Mengangkat Dongeng Rakyat
oleh Anggraini Antemas
Mengangkat Dongeng Rakyat - Di tahun 1960-an, ketika masyarakat pembaca Indonesia sedang kecanduan dengan buku-buku cerita silat ala Cina, di antaranya yang ditulis oleh Asmaraman Kho Ping Hoo, sempat orang melontarkan cemoohan kepada dongeng. Baik dongeng yang telah dibukukan maupun dongeng yang dituturkan secara lisan.
“Dongeng itu bohong semata”, kata penggemar cerita silat, padahal ia tak menyadari kalau kisah silat itu pun juga dongeng, malah bernuansa Cina yang bukan budaya Indonesia.
Bukan fakta
Bagi masyarakat modern, perkataan dongeng atau legenda, bisa menjelma menjadi suatu hal yang menertawakan, sehingga untuk menyatakan apriorinya, mereka selalu melecehkan “ah... itu dongeng, bukan fakta”.
Keadaan yang tak menggembirakan ini berlangsung terus sampai saatnya penerbitan buku-buku bacaan berdasarkan instruksi presiden (inpres) di tahun 1970-an hingga tahun 1980-an, yang sebagian besar isinya bermuatan dongeng yang berasal dari berbagai pelosok Nusantara ini, sehingga anggapan tersebut agak mengendor.
Penyebabnya mungkin para pakar pendidikan dan ilmu jiwa anak-anak yang selalu memberikan pengertian, bahwa anak-anak jangan dijejali pelajaran semata, misalnya matematika, ilmu alam, ilmu bumi dan tumbuhan saja, tetapi dongeng juga mempunyai nilai penting untuk membentuk pribadi dan jatidiri mereka.
Jiwa anak-anak yang masih bersih dan polos, akan dengan mudah menyerap nilai-nilai budi pekerti yang diinginkan orang tuanya, melalui cerita dongeng, meski pun dongeng telah diketahui adalah bohong-bohongan dan tak masuk akal orang dewasa.
Pengantar tidur
Kalau cerita anak-anak durhaka kepada ibunya semacam Malin Kundang, Raden Panganten, Si Angui, Si Kantan dan sejenisnya, di mana si pendurhaka dikutuk menjadi batu, telah banyak diketahui dari generasi ke generasi. Cerita itu tak masuk akal, tetapi kok ada ‘buktinya’ kapal batu, manusia batu dan serba batu. Benar tidaknya cerita itu terserah pada ‘orang dewasa’, karena itulah dongeng.
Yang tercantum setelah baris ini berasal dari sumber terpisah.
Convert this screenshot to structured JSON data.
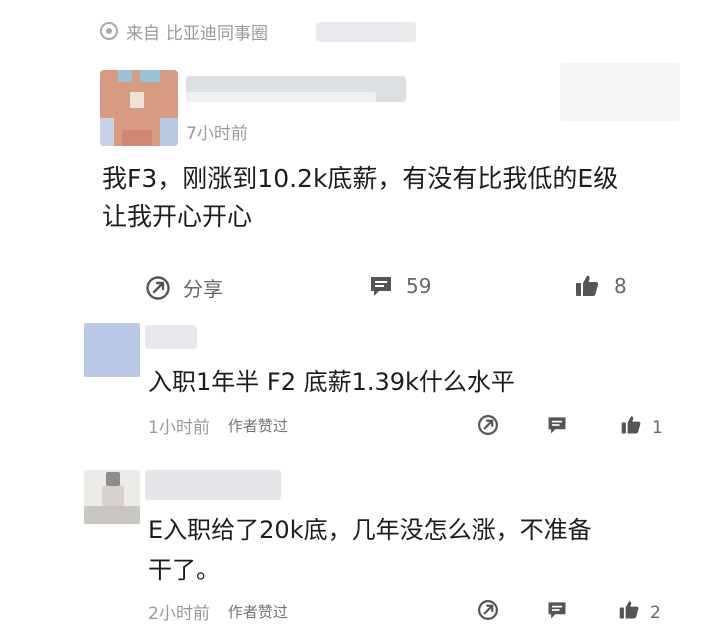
{
  "source": {
    "prefix": "来自",
    "circle_name": "比亚迪同事圈",
    "icon": "target-icon"
  },
  "post": {
    "time": "7小时前",
    "text_line1": "我F3，刚涨到10.2k底薪，有没有比我低的E级",
    "text_line2": "让我开心开心",
    "actions": {
      "share_label": "分享",
      "comment_count": "59",
      "like_count": "8"
    }
  },
  "replies": [
    {
      "text": "入职1年半 F2 底薪1.39k什么水平",
      "time": "1小时前",
      "badge": "作者赞过",
      "like_count": "1"
    },
    {
      "text_line1": "E入职给了20k底，几年没怎么涨，不准备",
      "text_line2": "干了。",
      "time": "2小时前",
      "badge": "作者赞过",
      "like_count": "2"
    }
  ],
  "colors": {
    "text": "#1c1c1c",
    "muted": "#9a9a9a",
    "icon": "#666666"
  }
}
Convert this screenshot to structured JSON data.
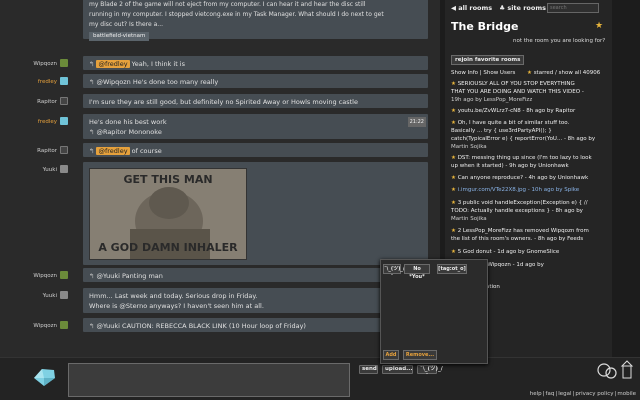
{
  "messages": [
    {
      "user": "",
      "text_line1": "my Blade 2 of the game will not eject from my computer. I can hear it and hear the disc still",
      "text_line2": "running in my computer. I stopped vietcong.exe in my Task Manager. What should I do next to get",
      "text_line3": "my disc out? Is there a...",
      "tag": "battlefield-vietnam"
    },
    {
      "user": "Wipqozn",
      "mention": "@fredley",
      "text": "Yeah, I think it is"
    },
    {
      "user": "fredley",
      "text": "@Wipqozn He's done too many really"
    },
    {
      "user": "Rapitor",
      "text": "I'm sure they are still good, but definitely no Spirited Away or Howls moving castle"
    },
    {
      "user": "fredley",
      "line1": "He's done his best work",
      "line2": "@Rapitor Mononoke",
      "time": "21:22"
    },
    {
      "user": "Rapitor",
      "mention": "@fredley",
      "text": "of course"
    },
    {
      "user": "Yuuki",
      "image_top": "GET THIS MAN",
      "image_bottom": "A GOD DAMN INHALER"
    },
    {
      "user": "Wipqozn",
      "text": "@Yuuki Panting man"
    },
    {
      "user": "Yuuki",
      "line1": "Hmm... Last week and today. Serious drop in Friday.",
      "line2": "Where is @Sterno anyways? I haven't seen him at all."
    },
    {
      "user": "Wipqozn",
      "text": "@Yuuki CAUTION: REBECCA BLACK LINK (10 Hour loop of Friday)"
    }
  ],
  "input": {
    "placeholder": "",
    "value": ""
  },
  "buttons": {
    "send": "send",
    "upload": "upload...",
    "ascii": "¯\\_(ツ)_/¯"
  },
  "footer": {
    "links": [
      "help",
      "faq",
      "legal",
      "privacy policy",
      "mobile"
    ]
  },
  "sidebar": {
    "all_rooms": "all rooms",
    "site_rooms": "site rooms",
    "search_placeholder": "search",
    "room_title": "The Bridge",
    "room_desc": "not the room you are looking for?",
    "rejoin": "rejoin favorite rooms",
    "show_info": "Show Info | Show Users",
    "starred": "starred / show all 40906",
    "starred_items": [
      {
        "lines": [
          "SERIOUSLY ALL OF YOU STOP EVERYTHING",
          "THAT YOU ARE DOING AND WATCH THIS VIDEO -",
          "19h ago by LessPop_MoreFizz"
        ]
      },
      {
        "lines": [
          "youtu.be/ZvWLrz7-cN8 - 8h ago by Rapitor"
        ]
      },
      {
        "lines": [
          "Oh, I have quite a bit of similar stuff too.",
          "Basically ... try { use3rdPartyAPI(); }",
          "catch(TypicalError e) { reportError(YoU... - 8h ago by",
          "Martin Sojika"
        ]
      },
      {
        "lines": [
          "DST: messing thing up since (I'm too lazy to look",
          "up when it started) - 9h ago by Unionhawk"
        ]
      },
      {
        "lines": [
          "Can anyone reproduce? - 4h ago by Unionhawk"
        ]
      },
      {
        "lines": [
          "i.imgur.com/VTe22X8.jpg - 10h ago by Spike"
        ]
      },
      {
        "lines": [
          "3 public void handleException(Exception e) { //",
          "TODO: Actually handle exceptions } - 8h ago by",
          "Martin Sojika"
        ]
      },
      {
        "lines": [
          "2 LessPop_MoreFizz has removed Wipqozn from",
          "the list of this room's owners. - 8h ago by Feeds"
        ]
      },
      {
        "lines": [
          "5 God donut - 1d ago by GnomeSlice"
        ]
      },
      {
        "lines": [
          "the fuck @Wipqozn - 1d ago by"
        ]
      }
    ],
    "notif_fragment": "ktop notification"
  },
  "popup": {
    "ascii": "¯\\_(ツ)_/¯",
    "no_you": "No *You*",
    "tagout": "[tag:ot_o]",
    "add": "Add",
    "remove": "Remove..."
  },
  "colors": {
    "accent": "#e6a13c",
    "bubble": "#464d53",
    "star": "#e6b43c"
  }
}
Namun bagi anak-anak seusia SD, mereka percaya bahwa itulah hukuman kutuk atas anak-anak yang mendurhakai ibunya. Dengan air mata berlinang si bocah mendengarkan tuturan ibu atau neneknya tentang kesedihan dan penyesalan anak durhaka itu sebelum ia menjadi batu. Cerita tersebut—walaupun dongeng—sangat berkesan di hati anak untuk tidak mencontohnya.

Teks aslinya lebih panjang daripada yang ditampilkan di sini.